Old leather SAAB seat makes for a pretty comfy chair.
I used to have a SAAB 900SE, which I lost in a car crash. It was the Special Edition meaning that it had all the bells and whistles, including the black leather interior, which I kept in the hopes of either selling or using in the future.
Some years later I found myself sitting on the most uncomfortable, raggedy wooden chair ever and decided that it's about time I do something with those SAAB seats.
So I found some material to make a simple and quick frame to hold the seat up at a good height. To find out what height it needed to be I just measured the wooden chair I was using before. The material I found was a 2m piece of 30x50mm pine lumber that I had left over from my shelf build.
I cut the liece of lumber into six pieces, two 40cm long and four 30 long. Then screwed them together into "U" shapes. These made the legs of my chair. I then needed to tie the two "U" pieces together but didn't have any more of that pine lumber, so I scrambled around and came up with a piece of pallet wood. I cut two 45cm pieces from the piece of pallet wood and tied the two "U" shaped pieces together, making a very rough and simple leg frame for my car seat.
I then drilled four holes in the frame and attached the frame to my seat with three M8 carriage bolts. I would have used all four but as it turns out the fourth bolt in the SAAB seat is slightly further back and didn't fit with my wooden frame. This was no big deal because the seat is plenty well secured with only three bolts.
So now that my car seat had legs I could take a seat (heh) and see how it feels. First thing I noticed is that it's slightly too high. Second was that it's hard to move. The seat is heavy and without any wheels it's awkward to move it around. I want to use it as a desk chair so it's important for me to be able to move it around easily.
So to get two birds with one stone I decided to add wheels and to shorten the legs. The legs had to be shortened to fit the wheels anyways so I just trimmed a centimeter or two more to adjust the height. I then went to the hardware store and got four cheap caster wheels that were just big enough to be screwed on the end of the leg and attached them with woodscrews.
It's terribly ugly but it works and the seat feels so much better than my old wooden chair. It wasn't my objective to make it look good, rather to make it quickly because my butt was too sore from that old wooden chair. I also kept the slide rail and I'm glad I did because it allows me to adjust the balance of the chair, especially if I want to recline it to lean back.
Actually I might be lying about not wanting to make it look good.
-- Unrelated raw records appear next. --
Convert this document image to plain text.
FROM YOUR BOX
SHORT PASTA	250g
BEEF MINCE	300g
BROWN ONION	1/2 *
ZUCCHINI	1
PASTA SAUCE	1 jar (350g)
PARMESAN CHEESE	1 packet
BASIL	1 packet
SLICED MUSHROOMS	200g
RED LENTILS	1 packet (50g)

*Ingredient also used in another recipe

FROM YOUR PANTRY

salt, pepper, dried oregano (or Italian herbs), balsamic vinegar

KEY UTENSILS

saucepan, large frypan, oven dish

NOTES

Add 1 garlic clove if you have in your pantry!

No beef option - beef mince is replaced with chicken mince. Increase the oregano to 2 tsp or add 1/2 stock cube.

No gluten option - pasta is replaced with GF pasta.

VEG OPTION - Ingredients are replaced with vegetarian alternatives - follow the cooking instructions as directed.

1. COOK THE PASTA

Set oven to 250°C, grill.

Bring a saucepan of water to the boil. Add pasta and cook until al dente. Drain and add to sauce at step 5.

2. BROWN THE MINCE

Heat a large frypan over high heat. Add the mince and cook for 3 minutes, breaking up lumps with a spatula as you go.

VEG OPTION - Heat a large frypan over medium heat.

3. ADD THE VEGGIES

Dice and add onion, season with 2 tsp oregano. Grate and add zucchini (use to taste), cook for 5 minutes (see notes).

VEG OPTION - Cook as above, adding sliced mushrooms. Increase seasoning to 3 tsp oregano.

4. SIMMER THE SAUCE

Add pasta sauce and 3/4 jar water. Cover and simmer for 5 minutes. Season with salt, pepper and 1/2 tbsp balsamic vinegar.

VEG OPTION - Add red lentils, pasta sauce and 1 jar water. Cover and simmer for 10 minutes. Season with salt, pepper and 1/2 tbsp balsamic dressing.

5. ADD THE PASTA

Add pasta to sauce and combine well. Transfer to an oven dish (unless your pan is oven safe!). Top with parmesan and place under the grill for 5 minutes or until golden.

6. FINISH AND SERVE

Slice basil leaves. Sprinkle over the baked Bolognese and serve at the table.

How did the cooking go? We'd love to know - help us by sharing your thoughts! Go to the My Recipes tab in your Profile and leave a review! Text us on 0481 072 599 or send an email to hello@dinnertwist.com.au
I wanted to turn this seat into a chair for the longest time but couldn't bring myself to do so because I never had the time to make it nice. I wanted to weld together a sturdy steel frame with quality caster wheels, I also wanted the seat to swivel like a captains chair AND the height to be adjustable. So you can see why I never got around to making it. And so the seat sat around collecting dust. But now that I've built it, I don't mind the ugly frame. I can use this chair as-is until I find the time to make it nicer, until then this is good enough. A new frame would only be an improvement from a visual perspective. Functionally it would be almost exactly the same.
The SAAB seat makes for a pretty comfy chair. I've heard rumors that SAAB seats are so good that people swap SAAB seats into other cars. I think I might have even seen one of these cars but I can't quite remember. One thing's for ceratin - this chair blows the socks off the old wooden chair I was sitting on before.
Anyways, that's it for now. Thanks for visiting my blog.